Выбрать главу

Когда Игорь смеется, то закидывает голову, чуть-чуть прикрывает глаза, совсем как Анна Сергеевна, и возникает какая-то неуловимая линия от подбородка до ложбинки между ключицами под тугим вырезом домашней тельняшки, принципиально застиранной почти до ветхости. В этой линии что-то детское, мальчишечье, девчачье, беззащитное и радостное. Мне интересно про новый двигатель, но я ухожу в сторону:

— Игорь, ты очень на маму похож. Я давно хотел спросить. Фотография висит у твоих родителей рядом с Айвазовским… Это твоя мама? Мне как-то неудобно было…

— Так точно! — ответил он, долил в стаканы сок и бросил еще по кубику льда себе и мне. — Это моя матушка, но очень правильно сделал, что стариков не стал расспрашивать. Там история, и, должен сказать, любовная. Извини, наши родители тоже любили, страдали, романы у них были…

Игорю известно, что за мамой ухаживал некий товарищ по фамилии Эдиссон. Он был латышским стрелком, служил в ВЧК, отчаянной храбрости человек. Потом назначили его комиссаром, вроде бы на южную границу, и там зарубили его басмачи или кулацкое восстание случилось, подробностей Игорь не знает, спрашивать неудобно. Эдиссон любил маму, писал ей стихи.

— Ну, и батя наш, — продолжал Игорь, — сейчас редко, а в свое время довольно-таки часто, нашу маму товарищем Эдиссоном попрекал почем зря. Он, надо сказать, Кузяев-старший, большой собственник и ревнив до сей поры, как мавр Отелло. Бывало, как что, сразу: «Я понимаю, Эдиссон лучше… — и все это змеиным шепотом. — Я, конечно, такой-сякой, но вот Эдиссон!..»

— А мама?

— Анна Сергеевна это бремя достойно, несла. И глазом не моргнет. У нее один ответ: «Дуся ты, а не матрос!» Вот если вы не отразите сейчас переход завода на дизель, вы будете дусей. Большое дело начинаем, и масштабы, конечно, грандиозные!

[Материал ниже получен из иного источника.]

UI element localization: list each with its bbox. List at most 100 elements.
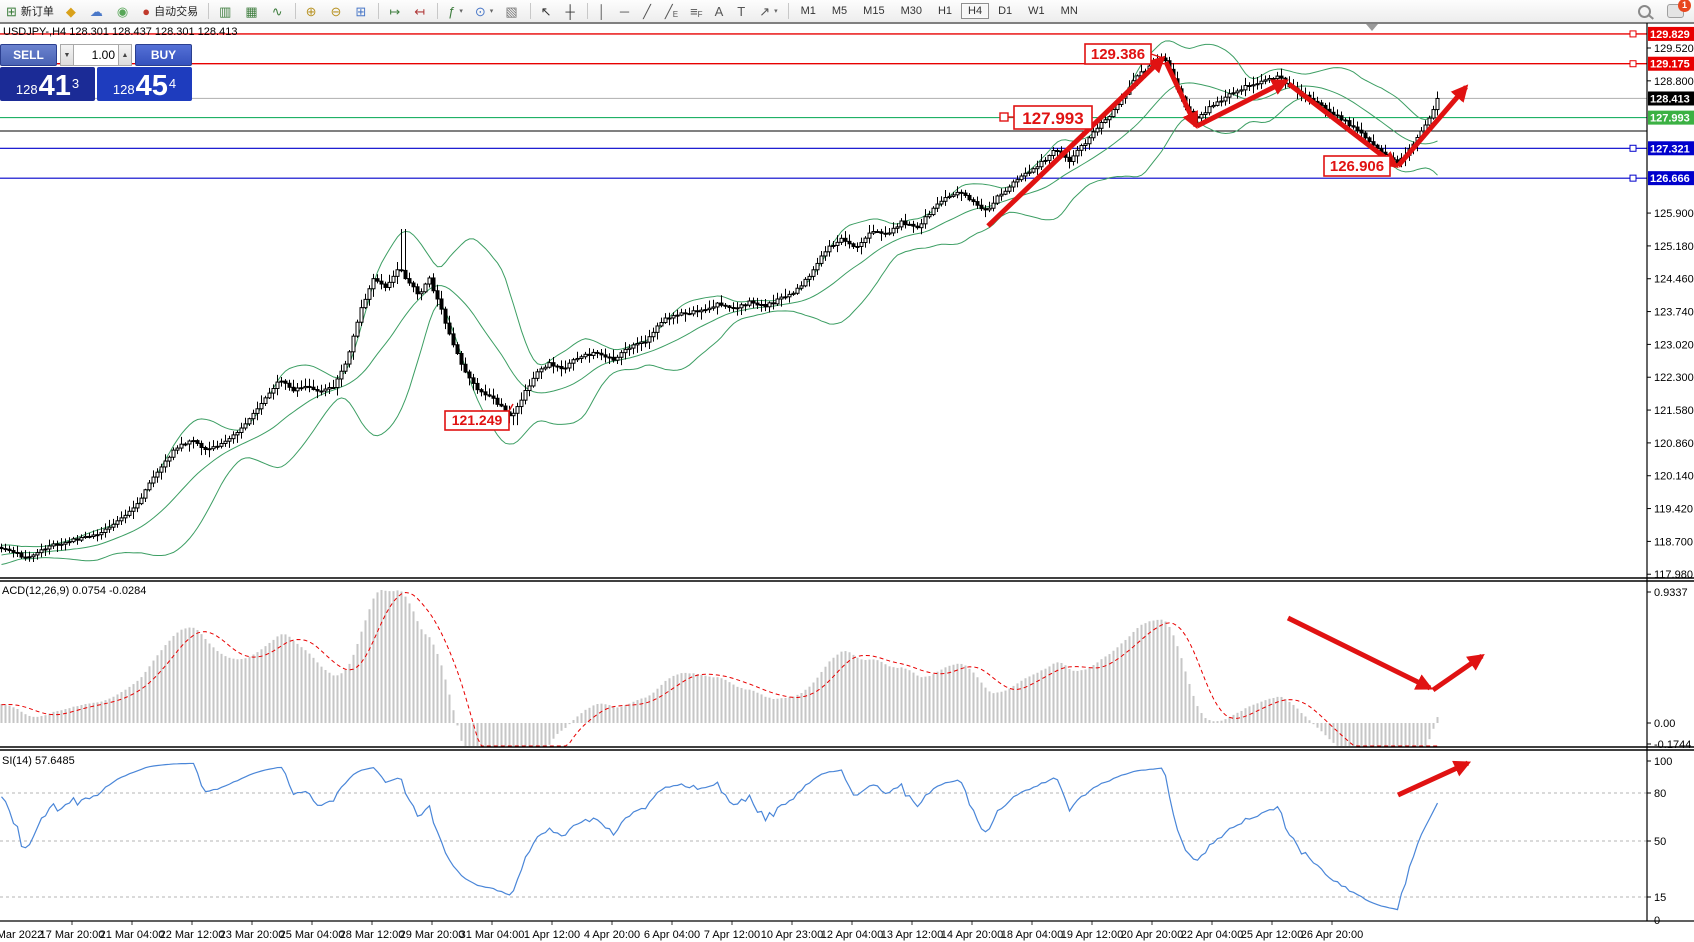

Мне это интересно, но его слова идут мимо, как гул летящего внизу проспекта, я думаю о комиссаре Эдиссоне, о его любви и тайне. В соседней комнате жена Игоря готовится к аспирантским экзаменам, читает Бодлера.

Когда в морском пути тоска грызет матросов, Они, досужный час желая скоротать, Беспечных ловят птиц, огромных альбатросов, Которые суда так любят провожать.

Читает по-французски нараспев и без выражения, потому что не до того: запомнить бы. И нам обоим вдруг — и мне и Игорю — становится смешно, и мы оба, еще и словом не обмолвившись, понимаем почему и начинаем смеяться.

Маму Анну Сергеевну французскому не учили. И бабушку не учили. А прабабушка Акулина Егоровна вовсе писать не умела, вместо подписи ставила крест, верила в Змея летающего и в то, что нечистая сила озорует исключительно по средам и пятницам.

Деды и прадеды кузяевские были крестьянами, сеяли ранние овсы, ковали лошадей в дымной сухоносовской кузнице, уходили на заработки в извоз, становились металлистами от успения до петрова дня, когда нужно было снова возвращаться в деревню на сенокос. Из всей родни один только Василий Яковлевич вышел почти что в купечество, фабрикой управлял, за границы ездил, но все равно оставался крестьянином Калужской губернии Боровского уезда. Не мог не остаться. Сменить сословие не представлялось возможным, а земля оставалась тем лоном, в которое возвращались, испытав житейские бури и штормы, проиграв или сведя вничью.

Игорь — интеллигент первого поколения. «Отец не в счет, — говорит он, — отец — ускоренный выпуск». И смеется, закидывая голову, и опять возникает эта линия от подбородка до ворота застиранного тельника, девчачья, мальчишечья, беззащитная.

Другой русский инженер, Дмитрий Бондарев его имя, сам сельский житель по рождению, став интеллигентом, нес в себе неоплатный долг перед своим народом. Он воспитывался в понимании того, что его образование и успехи оплачены мужицким потом. Он становился инженером, специалистом, интеллигентом, и пропасть между ним и теми, кто оставался простым народом, увеличивалась сама собой. Его корабль неслышно отчаливал от родной земли.